Even a four-year delay in programmes that promote gender equality, such as advancing women’s digital and financial inclusion, would wipe a potential $5tn (£4tn) from global GDP by 2030.

“As policymakers work to protect and rebuild economies, their response must account for the disproportionate impact of Covid-19 on women, and the unique roles women will have to play in mitigating the pandemic’s harm,” Gates said in a paper published on Wednesday.

But Gates, the co-chair of the Bill and Melinda Gates Foundation, told the Guardian she believed the pandemic had forced leaders to confront the burden of unpaid care work that falls on women.

Globally, a two-hour increase in women’s unpaid care work corresponds with a 10 percentage point decrease in women’s ability to participate in the labour force, she said.

“I think, finally, for the first time, this unpaid labour, which has been one of the biggest cracks in society that no one wants to look at, is in everybody’s face right now.

“World leaders have kids at home right now. World leaders are seeing their wives have to drop out of the workforce or take care of an elderly parent. So I think leaders are waking up to this, and what I think you’re going to see is the coalition of leaders who say: ‘This is how we’re going to get recovery – we’re going to get recovery if we start to get equality,’” she said.

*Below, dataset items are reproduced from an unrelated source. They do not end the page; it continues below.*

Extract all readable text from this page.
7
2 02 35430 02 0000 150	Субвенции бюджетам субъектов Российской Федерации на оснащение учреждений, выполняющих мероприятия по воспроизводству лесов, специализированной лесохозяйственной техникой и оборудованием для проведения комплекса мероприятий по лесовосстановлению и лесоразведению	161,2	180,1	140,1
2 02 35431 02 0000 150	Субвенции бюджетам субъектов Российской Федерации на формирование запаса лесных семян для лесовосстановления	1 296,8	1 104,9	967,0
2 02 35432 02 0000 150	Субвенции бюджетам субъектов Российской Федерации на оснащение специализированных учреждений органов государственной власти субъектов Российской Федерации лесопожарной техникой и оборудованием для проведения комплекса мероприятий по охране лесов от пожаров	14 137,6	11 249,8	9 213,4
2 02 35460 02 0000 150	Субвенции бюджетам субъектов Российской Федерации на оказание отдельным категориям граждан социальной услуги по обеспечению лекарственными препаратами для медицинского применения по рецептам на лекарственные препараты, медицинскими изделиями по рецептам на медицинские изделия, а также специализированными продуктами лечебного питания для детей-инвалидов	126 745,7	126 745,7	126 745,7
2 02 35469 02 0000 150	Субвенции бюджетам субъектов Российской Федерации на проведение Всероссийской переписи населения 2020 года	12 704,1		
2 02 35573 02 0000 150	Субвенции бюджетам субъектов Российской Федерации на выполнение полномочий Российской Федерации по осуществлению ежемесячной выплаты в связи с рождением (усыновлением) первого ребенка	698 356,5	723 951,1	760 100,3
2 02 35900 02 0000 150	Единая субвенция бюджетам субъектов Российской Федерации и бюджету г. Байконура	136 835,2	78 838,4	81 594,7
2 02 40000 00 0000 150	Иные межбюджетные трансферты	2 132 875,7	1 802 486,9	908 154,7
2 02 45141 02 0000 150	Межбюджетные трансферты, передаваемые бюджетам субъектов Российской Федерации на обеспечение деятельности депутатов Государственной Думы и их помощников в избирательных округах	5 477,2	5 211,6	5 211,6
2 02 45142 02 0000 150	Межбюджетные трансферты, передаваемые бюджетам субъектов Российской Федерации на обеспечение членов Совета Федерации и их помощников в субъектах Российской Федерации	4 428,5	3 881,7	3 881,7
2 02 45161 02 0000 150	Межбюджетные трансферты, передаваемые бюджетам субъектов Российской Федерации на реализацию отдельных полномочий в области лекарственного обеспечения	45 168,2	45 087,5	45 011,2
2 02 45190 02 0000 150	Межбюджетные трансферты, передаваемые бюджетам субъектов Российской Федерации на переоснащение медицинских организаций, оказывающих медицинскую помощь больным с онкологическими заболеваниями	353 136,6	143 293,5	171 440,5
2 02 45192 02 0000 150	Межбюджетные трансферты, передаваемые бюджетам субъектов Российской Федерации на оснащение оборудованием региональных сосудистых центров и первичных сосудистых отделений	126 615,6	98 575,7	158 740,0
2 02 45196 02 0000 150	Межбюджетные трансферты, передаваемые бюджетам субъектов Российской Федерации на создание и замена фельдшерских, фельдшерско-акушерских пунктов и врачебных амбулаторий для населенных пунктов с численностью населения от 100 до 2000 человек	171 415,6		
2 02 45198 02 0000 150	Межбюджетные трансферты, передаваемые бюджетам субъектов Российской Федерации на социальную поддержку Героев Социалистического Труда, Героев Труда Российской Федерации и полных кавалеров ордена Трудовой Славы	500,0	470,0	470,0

Gates’ paper, published in Foreign Affairs magazine prior to the G20 meetings of finance ministers and central bank governors at the weekend, looks at the toll the pandemic is taking on women and calls on policymakers to “use this emergency as an opportunity to replace old systems with new and better ones”.

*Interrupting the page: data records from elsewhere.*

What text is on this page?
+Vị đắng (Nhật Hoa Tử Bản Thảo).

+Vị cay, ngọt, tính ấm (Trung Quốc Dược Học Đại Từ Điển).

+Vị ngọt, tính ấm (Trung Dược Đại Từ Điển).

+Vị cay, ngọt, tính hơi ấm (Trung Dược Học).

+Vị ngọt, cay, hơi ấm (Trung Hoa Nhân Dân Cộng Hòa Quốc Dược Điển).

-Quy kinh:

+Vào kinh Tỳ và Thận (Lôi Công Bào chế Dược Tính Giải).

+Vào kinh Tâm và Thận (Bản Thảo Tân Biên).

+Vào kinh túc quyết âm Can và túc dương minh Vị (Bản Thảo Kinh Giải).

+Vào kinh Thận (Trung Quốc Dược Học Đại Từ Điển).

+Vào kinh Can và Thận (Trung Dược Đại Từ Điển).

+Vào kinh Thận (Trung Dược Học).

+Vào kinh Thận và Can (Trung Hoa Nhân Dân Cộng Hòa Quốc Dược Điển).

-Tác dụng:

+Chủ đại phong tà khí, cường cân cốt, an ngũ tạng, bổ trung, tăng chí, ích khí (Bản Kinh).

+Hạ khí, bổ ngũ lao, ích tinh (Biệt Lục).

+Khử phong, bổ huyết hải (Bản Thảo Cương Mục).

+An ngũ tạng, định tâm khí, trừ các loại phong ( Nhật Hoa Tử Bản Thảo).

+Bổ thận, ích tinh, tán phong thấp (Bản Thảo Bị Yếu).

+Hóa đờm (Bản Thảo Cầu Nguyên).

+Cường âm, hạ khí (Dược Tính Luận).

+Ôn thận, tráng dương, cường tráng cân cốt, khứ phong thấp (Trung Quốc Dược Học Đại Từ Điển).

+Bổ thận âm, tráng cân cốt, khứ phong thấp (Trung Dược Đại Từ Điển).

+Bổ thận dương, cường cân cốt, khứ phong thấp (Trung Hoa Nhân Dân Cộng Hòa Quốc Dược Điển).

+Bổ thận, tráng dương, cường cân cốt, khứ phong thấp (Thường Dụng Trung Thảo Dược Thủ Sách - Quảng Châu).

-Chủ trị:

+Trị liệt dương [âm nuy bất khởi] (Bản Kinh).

As well as addressing unpaid care, Gates called for women’s jobs to be protected, for health systems to be strengthened, and for sexual and reproductive healthcare to be considered an essential service.

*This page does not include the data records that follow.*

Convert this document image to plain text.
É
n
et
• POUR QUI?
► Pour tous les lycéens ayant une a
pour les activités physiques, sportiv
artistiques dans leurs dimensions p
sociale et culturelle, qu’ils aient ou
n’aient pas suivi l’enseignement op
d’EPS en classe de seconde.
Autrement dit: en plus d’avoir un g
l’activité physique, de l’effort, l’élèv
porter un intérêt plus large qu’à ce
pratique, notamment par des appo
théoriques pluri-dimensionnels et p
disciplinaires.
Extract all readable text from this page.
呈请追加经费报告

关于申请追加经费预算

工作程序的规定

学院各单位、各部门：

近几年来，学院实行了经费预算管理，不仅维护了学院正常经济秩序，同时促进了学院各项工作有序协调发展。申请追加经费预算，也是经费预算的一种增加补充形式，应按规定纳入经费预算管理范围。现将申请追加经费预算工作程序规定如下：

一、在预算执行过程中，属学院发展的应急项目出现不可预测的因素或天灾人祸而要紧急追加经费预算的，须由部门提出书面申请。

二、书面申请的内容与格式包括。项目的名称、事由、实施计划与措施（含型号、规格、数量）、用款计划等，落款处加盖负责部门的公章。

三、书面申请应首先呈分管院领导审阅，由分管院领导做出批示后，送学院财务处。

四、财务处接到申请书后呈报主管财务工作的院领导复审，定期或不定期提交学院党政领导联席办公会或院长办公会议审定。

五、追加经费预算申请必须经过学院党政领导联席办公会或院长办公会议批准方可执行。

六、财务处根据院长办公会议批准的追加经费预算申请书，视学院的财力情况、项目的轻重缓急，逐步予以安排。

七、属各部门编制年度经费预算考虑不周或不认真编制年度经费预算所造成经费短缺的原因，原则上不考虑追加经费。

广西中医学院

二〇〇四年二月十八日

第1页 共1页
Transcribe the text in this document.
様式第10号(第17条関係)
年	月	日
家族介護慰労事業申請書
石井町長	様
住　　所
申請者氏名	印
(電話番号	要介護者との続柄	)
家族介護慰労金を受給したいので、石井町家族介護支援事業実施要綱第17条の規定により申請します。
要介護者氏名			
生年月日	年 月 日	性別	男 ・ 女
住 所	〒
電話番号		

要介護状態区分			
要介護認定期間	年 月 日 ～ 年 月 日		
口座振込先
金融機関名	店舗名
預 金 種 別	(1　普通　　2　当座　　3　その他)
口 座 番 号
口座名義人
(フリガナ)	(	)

Key to any fundamental change, Gates said, will be the inclusion of women from diverse backgrounds in decision-making. Grassroots organisations also have a “fundamental” role to play, she said.

But Gates warned: “We have to keep this on the forefront of the agenda. That’s exactly why I wrote this paper. If we don’t look at the health systems, the economic systems and how we can build back, if we don’t look at the data or the female leadership or use those women’s collectives, we’re not going to build back in a better way. We’re going to have a very, very long slow recovery across the globe.”